A Guerra de Trump contra a Venezuela

Foto: Milícias populares se organizam

Gostaria de oferecer algumas diretrizes que contribuam para a compreensão da guerra de Trump contra a Venezuela e sua inserção nas dinâmicas regionais e globais. Acredito que essa situação deve ser vista a partir de duas dimensões: a internacional e a doméstica dos Estados Unidos.

Antes de mais nada, considero necessário dizer que, no mundo atual, nenhum evento está isolado do outro. Nesse sentido, analisar fenômenos que ocorrem isoladamente não permite uma visão holística da questão. O conflito global que se manifesta em diferentes latitudes e longitudes do planeta e em todos os continentes é expressão de uma crise geral da hegemonia ocidental, em particular dos Estados Unidos, e, em última análise, uma crise do capitalismo como modelo social e econômico que fracassou na resolução dos principais problemas da humanidade. Esta crise difere das anteriores por não ser de natureza cíclica, mas manifestar elementos estruturais e, em seu desenvolvimento dialético, prenuncia uma mudança de era e de sistema.

À medida que se desenrola, gera condições para o surgimento de um novo mundo, ainda com contornos indistintos, mas que representa um avanço inegável em relação ao passado.
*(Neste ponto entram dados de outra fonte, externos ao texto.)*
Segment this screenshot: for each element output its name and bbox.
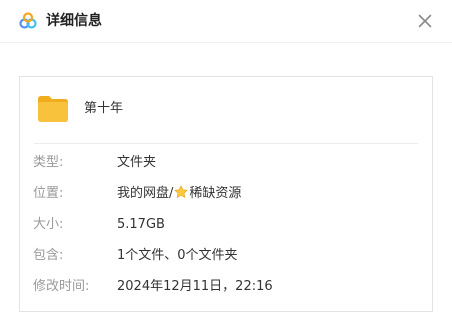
type-value: 文件夹 [117, 155, 157, 170]
location-row: 位置: 我的网盘/ 稀缺资源 [20, 184, 432, 204]
details-panel: 第十年 类型: 文件夹 位置: 我的网盘/ 稀缺资源 大小: 5.17GB 包含… [19, 76, 433, 312]
dialog-header: 详细信息 [0, 0, 452, 43]
dialog-title: 详细信息 [46, 13, 102, 29]
size-value: 5.17GB [117, 217, 165, 232]
item-name: 第十年 [84, 101, 124, 116]
size-row: 大小: 5.17GB [20, 215, 432, 235]
divider [34, 143, 418, 144]
contains-value: 1个文件、0个文件夹 [117, 248, 238, 263]
cloud-logo-icon [19, 12, 37, 29]
item-header: 第十年 [20, 77, 432, 143]
type-row: 类型: 文件夹 [20, 153, 432, 173]
location-value: 我的网盘/ 稀缺资源 [117, 184, 241, 204]
location-path-folder: 稀缺资源 [189, 186, 242, 201]
details-dialog: 详细信息 第十年 类型: 文件夹 位置: 我的网盘/ 稀缺资源 大小: 5.17… [0, 0, 452, 335]
close-icon[interactable] [416, 12, 434, 30]
modified-row: 修改时间: 2024年12月11日，22:16 [20, 277, 432, 297]
type-label: 类型: [33, 155, 64, 170]
folder-icon [38, 96, 68, 122]
location-path-prefix: 我的网盘/ [117, 186, 174, 201]
modified-value: 2024年12月11日，22:16 [117, 279, 273, 294]
star-icon [174, 185, 188, 198]
contains-row: 包含: 1个文件、0个文件夹 [20, 246, 432, 266]
contains-label: 包含: [33, 248, 64, 263]
location-label: 位置: [33, 186, 64, 201]
modified-label: 修改时间: [33, 279, 90, 294]
size-label: 大小: [33, 217, 64, 232]
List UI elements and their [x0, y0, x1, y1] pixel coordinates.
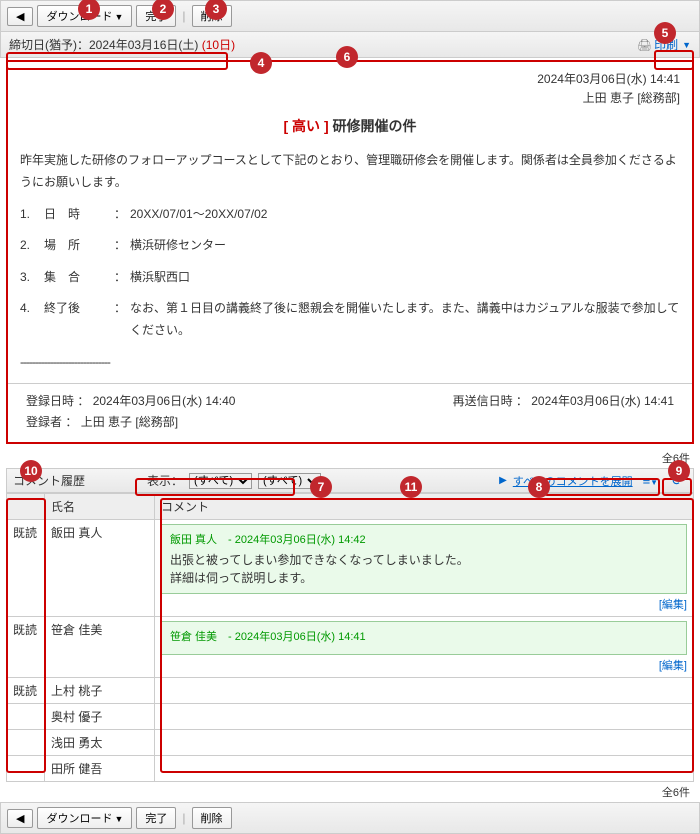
item-value: なお、第１日目の講義終了後に懇親会を開催いたします。また、講義中はカジュアルな服…	[130, 298, 680, 341]
col-status	[7, 494, 45, 520]
annotation-5: 5	[654, 22, 676, 44]
edit-link[interactable]: [編集]	[659, 660, 687, 672]
name-cell: 奥村 優子	[45, 704, 155, 730]
col-name: 氏名	[45, 494, 155, 520]
deadline-date: 2024年03月16日(土)	[89, 38, 198, 52]
item-label: 日 時	[44, 204, 114, 226]
comment-author: 笹倉 佳美 - 2024年03月06日(水) 14:41	[170, 628, 678, 644]
menu-icon[interactable]: ≡▼	[639, 473, 663, 488]
resend-label: 再送信日時 ：	[453, 394, 528, 408]
name-cell: 笹倉 佳美	[45, 617, 155, 678]
item-num: 4.	[20, 298, 44, 341]
bottom-toolbar: ◀ ダウンロード▼ 完了 | 削除	[0, 802, 700, 834]
divider-line: ------------------------------	[20, 352, 680, 374]
comment-cell	[155, 730, 694, 756]
deadline-days: (10日)	[202, 38, 235, 52]
item-label: 終了後	[44, 298, 114, 341]
printer-icon: 🖨	[637, 38, 652, 52]
annotation-10: 10	[20, 460, 42, 482]
table-row: 浅田 勇太	[7, 730, 694, 756]
status-cell	[7, 704, 45, 730]
comment-box: 飯田 真人 - 2024年03月06日(水) 14:42 出張と被ってしまい参加…	[161, 524, 687, 594]
name-cell: 浅田 勇太	[45, 730, 155, 756]
item-value: 20XX/07/01～20XX/07/02	[130, 204, 680, 226]
delete-button-bottom[interactable]: 削除	[192, 807, 232, 829]
name-cell: 飯田 真人	[45, 520, 155, 617]
item-num: 1.	[20, 204, 44, 226]
top-toolbar: ◀ ダウンロード▼ 完了 | 削除	[0, 0, 700, 32]
annotation-7: 7	[310, 476, 332, 498]
separator: |	[182, 811, 185, 825]
comment-cell: 飯田 真人 - 2024年03月06日(水) 14:42 出張と被ってしまい参加…	[155, 520, 694, 617]
annotation-8: 8	[528, 476, 550, 498]
item-num: 3.	[20, 267, 44, 289]
reg-label: 登録日時 ：	[26, 394, 89, 408]
comment-cell	[155, 756, 694, 782]
table-row: 既読 笹倉 佳美 笹倉 佳美 - 2024年03月06日(水) 14:41 [編…	[7, 617, 694, 678]
comment-author: 飯田 真人 - 2024年03月06日(水) 14:42	[170, 531, 678, 547]
item-value: 横浜駅西口	[130, 267, 680, 289]
comment-cell	[155, 704, 694, 730]
status-cell: 既読	[7, 520, 45, 617]
edit-link[interactable]: [編集]	[659, 599, 687, 611]
table-row: 既読 上村 桃子	[7, 678, 694, 704]
total-count-top: 全6件	[0, 448, 700, 468]
message-panel: 2024年03月06日(水) 14:41 上田 恵子 [総務部] [ 高い ] …	[6, 60, 694, 444]
message-datetime: 2024年03月06日(水) 14:41	[20, 70, 680, 89]
item-num: 2.	[20, 235, 44, 257]
status-cell: 既読	[7, 678, 45, 704]
back-button[interactable]: ◀	[7, 7, 33, 26]
filter-select-1[interactable]: (すべて)	[189, 473, 252, 489]
annotation-9: 9	[668, 460, 690, 482]
registrant-label: 登録者 ：	[26, 415, 77, 429]
table-row: 奥村 優子	[7, 704, 694, 730]
message-footer: 登録日時 ： 2024年03月06日(水) 14:40 再送信日時 ： 2024…	[8, 383, 692, 442]
annotation-4: 4	[250, 52, 272, 74]
subject-title: 研修開催の件	[333, 118, 417, 134]
annotation-6: 6	[336, 46, 358, 68]
message-body: 昨年実施した研修のフォローアップコースとして下記のとおり、管理職研修会を開催しま…	[20, 150, 680, 373]
expand-arrow-icon: ▶	[499, 475, 507, 486]
comment-box: 笹倉 佳美 - 2024年03月06日(水) 14:41	[161, 621, 687, 655]
message-author: 上田 恵子 [総務部]	[20, 89, 680, 108]
item-label: 集 合	[44, 267, 114, 289]
separator: |	[182, 9, 185, 23]
item-label: 場 所	[44, 235, 114, 257]
item-value: 横浜研修センター	[130, 235, 680, 257]
table-row: 既読 飯田 真人 飯田 真人 - 2024年03月06日(水) 14:42 出張…	[7, 520, 694, 617]
priority-badge: [ 高い ]	[284, 118, 329, 134]
deadline-text: 締切日(猶予)：2024年03月16日(土) (10日)	[9, 36, 235, 53]
name-cell: 田所 健吾	[45, 756, 155, 782]
col-comment: コメント	[155, 494, 694, 520]
annotation-11: 11	[400, 476, 422, 498]
resend-value: 2024年03月06日(水) 14:41	[531, 394, 674, 408]
status-cell	[7, 756, 45, 782]
registrant-value: 上田 恵子 [総務部]	[81, 415, 178, 429]
table-row: 田所 健吾	[7, 756, 694, 782]
comment-header: コメント履歴 表示： (すべて) (すべて) ▶ すべてのコメントを展開 ≡▼ …	[6, 468, 694, 493]
deadline-label: 締切日(猶予)：	[9, 38, 89, 52]
display-label: 表示：	[147, 472, 183, 489]
comment-cell	[155, 678, 694, 704]
comment-cell: 笹倉 佳美 - 2024年03月06日(水) 14:41 [編集]	[155, 617, 694, 678]
comment-body: 出張と被ってしまい参加できなくなってしまいました。詳細は伺って説明します。	[170, 551, 678, 587]
complete-button-bottom[interactable]: 完了	[136, 807, 176, 829]
name-cell: 上村 桃子	[45, 678, 155, 704]
status-cell	[7, 730, 45, 756]
total-count-bottom: 全6件	[0, 782, 700, 802]
reg-value: 2024年03月06日(水) 14:40	[93, 394, 236, 408]
download-button-bottom[interactable]: ダウンロード▼	[37, 807, 132, 829]
back-button-bottom[interactable]: ◀	[7, 809, 33, 828]
comment-table: 氏名 コメント 既読 飯田 真人 飯田 真人 - 2024年03月06日(水) …	[6, 493, 694, 782]
status-cell: 既読	[7, 617, 45, 678]
intro-paragraph: 昨年実施した研修のフォローアップコースとして下記のとおり、管理職研修会を開催しま…	[20, 150, 680, 193]
subject-line: [ 高い ] 研修開催の件	[20, 116, 680, 136]
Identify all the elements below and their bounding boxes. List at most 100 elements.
Assim, manifestam-se três características fundamentais que refletem a transformação estratégica da hegemonia:

1) O espaço do Atlântico Norte está deixando de ser o eixo das decisões políticas no planeta. Esse papel está sendo assumido pela Eurásia. Nesse território, a presença dos Estados Unidos e da Europa é irrelevante em comparação com o papel determinante desempenhado pela China e pela Rússia.

2) Diferentemente do passado, que apresentava preponderância dos mares e oceanos, esse foco agora se manifesta a partir de um espaço terrestre. Isso implica a necessidade de uma transformação estrutural da doutrina militar e, portanto, da organização e das missões das Forças Armadas, que devem passar da preponderância naval para a terrestre. Os porta-aviões deixaram de ser a arma ofensiva mais importante. Esse papel passou a ser desempenhado por mísseis hipersônicos, possuídos apenas pela Rússia, China, Irã e República Popular Democrática da Coreia.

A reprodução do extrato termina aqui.